Otra diligencia ordenada por la Fiscalía apunta directamente al inmueble donde comenzó la cadena de capturas. El Ministerio Público dispuso recabar imágenes de videovigilancia correspondientes a los últimos diez días en los alrededores de la calle Independencia N.° 2112. La medida podría responder preguntas decisivas. ¿Estuvo realmente allí la Toyota Hilux?, ¿cuántos días?, ¿quiénes ingresaron al inmueble, ¿quiénes salieron?, ¿aparecieron los investigados antes del secuestro?, ¿se trasladaron objetos o indumentaria? Las cámaras podrían permitir contrastar el relato del vecino que proporcionó la primera pista con las declaraciones de los detenidos.
¿DE DÓNDE SALIERON LOS UNIFORMES DEL GRECCO?
Existe, además, una interrogante especialmente delicada. Los autores del ataque utilizaron vestimenta con apariencia policial.
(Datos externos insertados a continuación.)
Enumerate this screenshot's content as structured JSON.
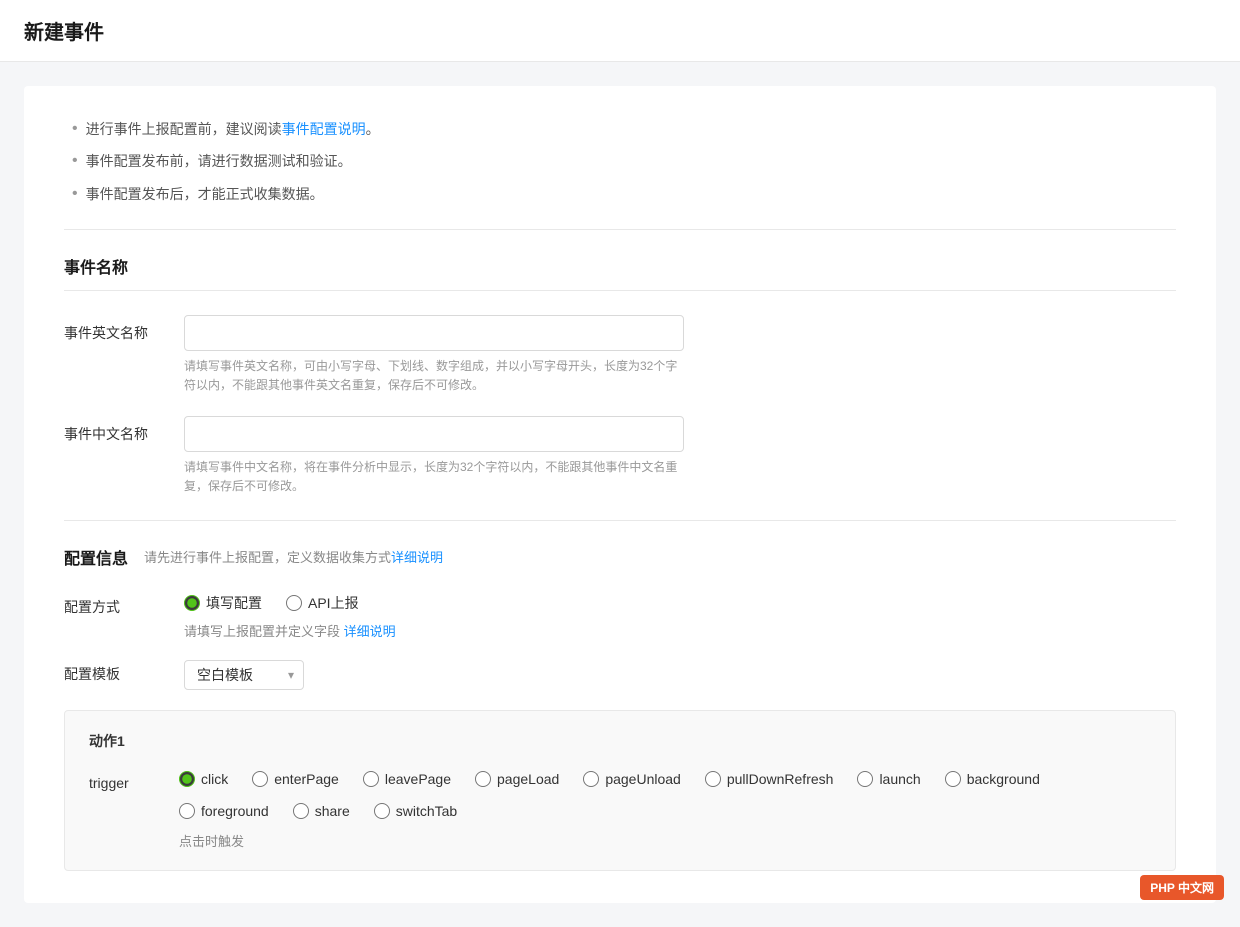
{
  "page": {
    "title": "新建事件"
  },
  "notices": [
    {
      "text": "进行事件上报配置前，建议阅读",
      "link_text": "事件配置说明",
      "suffix": "。"
    },
    {
      "text": "事件配置发布前，请进行数据测试和验证。"
    },
    {
      "text": "事件配置发布后，才能正式收集数据。"
    }
  ],
  "sections": {
    "event_name": {
      "title": "事件名称",
      "english_name": {
        "label": "事件英文名称",
        "placeholder": "",
        "hint": "请填写事件英文名称，可由小写字母、下划线、数字组成，并以小写字母开头，长度为32个字符以内，不能跟其他事件英文名重复，保存后不可修改。"
      },
      "chinese_name": {
        "label": "事件中文名称",
        "placeholder": "",
        "hint": "请填写事件中文名称，将在事件分析中显示，长度为32个字符以内，不能跟其他事件中文名重复，保存后不可修改。"
      }
    },
    "config_info": {
      "title": "配置信息",
      "desc": "请先进行事件上报配置，定义数据收集方式",
      "desc_link": "详细说明",
      "config_method": {
        "label": "配置方式",
        "options": [
          {
            "id": "fill",
            "label": "填写配置",
            "checked": true
          },
          {
            "id": "api",
            "label": "API上报",
            "checked": false
          }
        ],
        "hint": "请填写上报配置并定义字段",
        "hint_link": "详细说明"
      },
      "config_template": {
        "label": "配置模板",
        "options": [
          {
            "value": "empty",
            "label": "空白模板"
          }
        ],
        "selected": "空白模板"
      }
    },
    "action": {
      "title": "动作1",
      "trigger": {
        "label": "trigger",
        "options": [
          {
            "id": "click",
            "label": "click",
            "checked": true
          },
          {
            "id": "enterPage",
            "label": "enterPage",
            "checked": false
          },
          {
            "id": "leavePage",
            "label": "leavePage",
            "checked": false
          },
          {
            "id": "pageLoad",
            "label": "pageLoad",
            "checked": false
          },
          {
            "id": "pageUnload",
            "label": "pageUnload",
            "checked": false
          },
          {
            "id": "pullDownRefresh",
            "label": "pullDownRefresh",
            "checked": false
          },
          {
            "id": "launch",
            "label": "launch",
            "checked": false
          },
          {
            "id": "background",
            "label": "background",
            "checked": false
          },
          {
            "id": "foreground",
            "label": "foreground",
            "checked": false
          },
          {
            "id": "share",
            "label": "share",
            "checked": false
          },
          {
            "id": "switchTab",
            "label": "switchTab",
            "checked": false
          }
        ],
        "hint": "点击时触发"
      }
    }
  },
  "php_badge": {
    "text": "PHP 中文网"
  }
}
Las declaraciones recogidas por la Policía hablan específicamente de uniformes y chalecos policiales de Grecco. Pero el expediente todavía no responde cómo llegaron esas prendas hasta quienes ejecutaron el secuestro. ¿Eran auténticas?, ¿eran imitaciones?, ¿habían sido robadas?, ¿fueron compradas?, ¿quién las proporcionó?
Determinarlo resulta fundamental. La sola mención de uniformes policiales no permite sostener que agentes de la PNP hayan participado en el secuestro. Cualquier eventual responsabilidad de funcionarios públicos tendría que estar respaldada por evidencia específica.
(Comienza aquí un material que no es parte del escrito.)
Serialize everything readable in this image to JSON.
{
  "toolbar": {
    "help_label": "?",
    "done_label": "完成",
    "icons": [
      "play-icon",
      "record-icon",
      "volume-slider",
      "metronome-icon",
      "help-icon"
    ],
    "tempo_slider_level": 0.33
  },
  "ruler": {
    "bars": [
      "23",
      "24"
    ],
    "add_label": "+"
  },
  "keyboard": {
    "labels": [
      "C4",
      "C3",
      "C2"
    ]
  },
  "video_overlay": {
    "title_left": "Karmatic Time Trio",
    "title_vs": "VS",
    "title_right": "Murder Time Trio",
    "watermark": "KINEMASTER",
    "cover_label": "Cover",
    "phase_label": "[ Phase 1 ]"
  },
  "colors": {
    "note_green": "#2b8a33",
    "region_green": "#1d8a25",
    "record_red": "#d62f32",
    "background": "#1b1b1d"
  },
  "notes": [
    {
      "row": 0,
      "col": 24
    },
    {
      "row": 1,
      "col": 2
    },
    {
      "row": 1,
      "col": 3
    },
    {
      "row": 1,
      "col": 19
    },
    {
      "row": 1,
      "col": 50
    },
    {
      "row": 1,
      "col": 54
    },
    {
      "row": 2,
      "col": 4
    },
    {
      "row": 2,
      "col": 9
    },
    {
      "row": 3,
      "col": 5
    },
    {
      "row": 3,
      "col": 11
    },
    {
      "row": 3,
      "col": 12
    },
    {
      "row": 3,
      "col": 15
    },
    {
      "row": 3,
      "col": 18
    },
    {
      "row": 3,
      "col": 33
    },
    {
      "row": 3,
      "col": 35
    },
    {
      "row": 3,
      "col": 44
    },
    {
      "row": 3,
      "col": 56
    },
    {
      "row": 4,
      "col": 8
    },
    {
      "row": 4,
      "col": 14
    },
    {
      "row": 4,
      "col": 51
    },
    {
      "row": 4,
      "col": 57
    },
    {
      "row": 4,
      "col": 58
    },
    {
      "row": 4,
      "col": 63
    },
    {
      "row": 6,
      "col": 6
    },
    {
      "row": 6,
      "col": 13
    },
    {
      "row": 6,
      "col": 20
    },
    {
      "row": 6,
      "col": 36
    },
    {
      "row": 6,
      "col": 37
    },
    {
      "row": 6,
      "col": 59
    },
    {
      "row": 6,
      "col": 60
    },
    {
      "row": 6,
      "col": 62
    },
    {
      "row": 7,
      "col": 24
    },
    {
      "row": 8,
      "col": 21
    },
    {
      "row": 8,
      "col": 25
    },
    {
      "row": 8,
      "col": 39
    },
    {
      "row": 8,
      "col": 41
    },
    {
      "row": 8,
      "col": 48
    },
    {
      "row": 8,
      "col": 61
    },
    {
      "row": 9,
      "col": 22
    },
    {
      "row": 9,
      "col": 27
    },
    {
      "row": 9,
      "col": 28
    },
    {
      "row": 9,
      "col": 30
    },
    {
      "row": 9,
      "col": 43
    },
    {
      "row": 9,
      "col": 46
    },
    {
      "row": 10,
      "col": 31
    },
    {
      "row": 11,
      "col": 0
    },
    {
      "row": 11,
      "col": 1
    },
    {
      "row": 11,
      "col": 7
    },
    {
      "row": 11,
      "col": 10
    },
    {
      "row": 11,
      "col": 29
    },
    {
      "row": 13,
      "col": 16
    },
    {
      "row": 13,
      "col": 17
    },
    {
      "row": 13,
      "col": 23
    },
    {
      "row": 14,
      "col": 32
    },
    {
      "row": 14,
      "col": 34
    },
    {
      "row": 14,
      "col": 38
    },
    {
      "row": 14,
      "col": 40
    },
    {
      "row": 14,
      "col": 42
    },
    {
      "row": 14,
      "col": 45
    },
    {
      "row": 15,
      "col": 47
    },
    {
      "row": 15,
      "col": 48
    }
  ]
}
Ante la gravedad y complejidad del caso, la Fiscalía dispuso que Frank Junior Quezada Cruz, Julio Zavaleta Quezada, Ángel Fabricio Bocanegra Linares y César Iván García Rivera permanezcan detenidos preliminarmente por 15 días. El Ministerio Público calificó inicialmente los hechos dentro de una investigación por organización criminal y otros graves delitos.
Además de celulares y cámaras, ordenó exámenes médico-legales y toxicológicos, consultas ante distintas instituciones, información de Osiptel, diligencias ante Sucamec, pericias balísticas y análisis de huellas. También dispuso recibir nuevamente las declaraciones de los detenidos al término de las diligencias. Ese último punto es importante. Lo declarado durante la intervención policial constituye apenas una parte de un proceso mucho más amplio.
La documentación fiscal permite reconstruir cómo, en cuestión de horas, un dato entregado por un ciudadano condujo a un inmueble, aquella intervención llevó a un primer detenido y sus declaraciones fueron llevando sucesivamente hacia otros jóvenes. Pero también permite establecer con precisión qué sabemos y qué todavía no. Frank Junior Quezada y Julio Zavaleta sí aparecen en la disposición proporcionando voluntariamente versiones que los vinculan con el conocimiento o participación en los hechos y que atribuyen roles a otras personas.
César García aparece pronunciando espontáneamente “ya perdí”, pero el documento no recoge en el apartado revisado una confesión posterior en la que admita conducir la Hilux. Ángel Bocanegra es intervenido con dos cartuchos y es señalado por otros investigados como presunto ejecutor, pero tampoco aparece en esta disposición confesando esa función. Esa distinción resulta fundamental. Porque después de las primeras declaraciones comienza la parte más difícil de cualquier investigación criminal: demostrar lo dicho.
La Fiscalía tendrá que determinar si los celulares ubican a los investigados donde ellos mismos o terceros dicen que estuvieron; si las cámaras muestran la camioneta y a sus ocupantes; si las municiones tienen alguna relación con el ataque; si existió la casa de cautiverio señalada; quién es “Ares”; quién consiguió los uniformes; quién proporcionó las armas y, finalmente, quién dio la orden. La primera versión de la trama ya está escrita en el expediente. Ahora falta establecer cuánto de esa historia puede ser probado.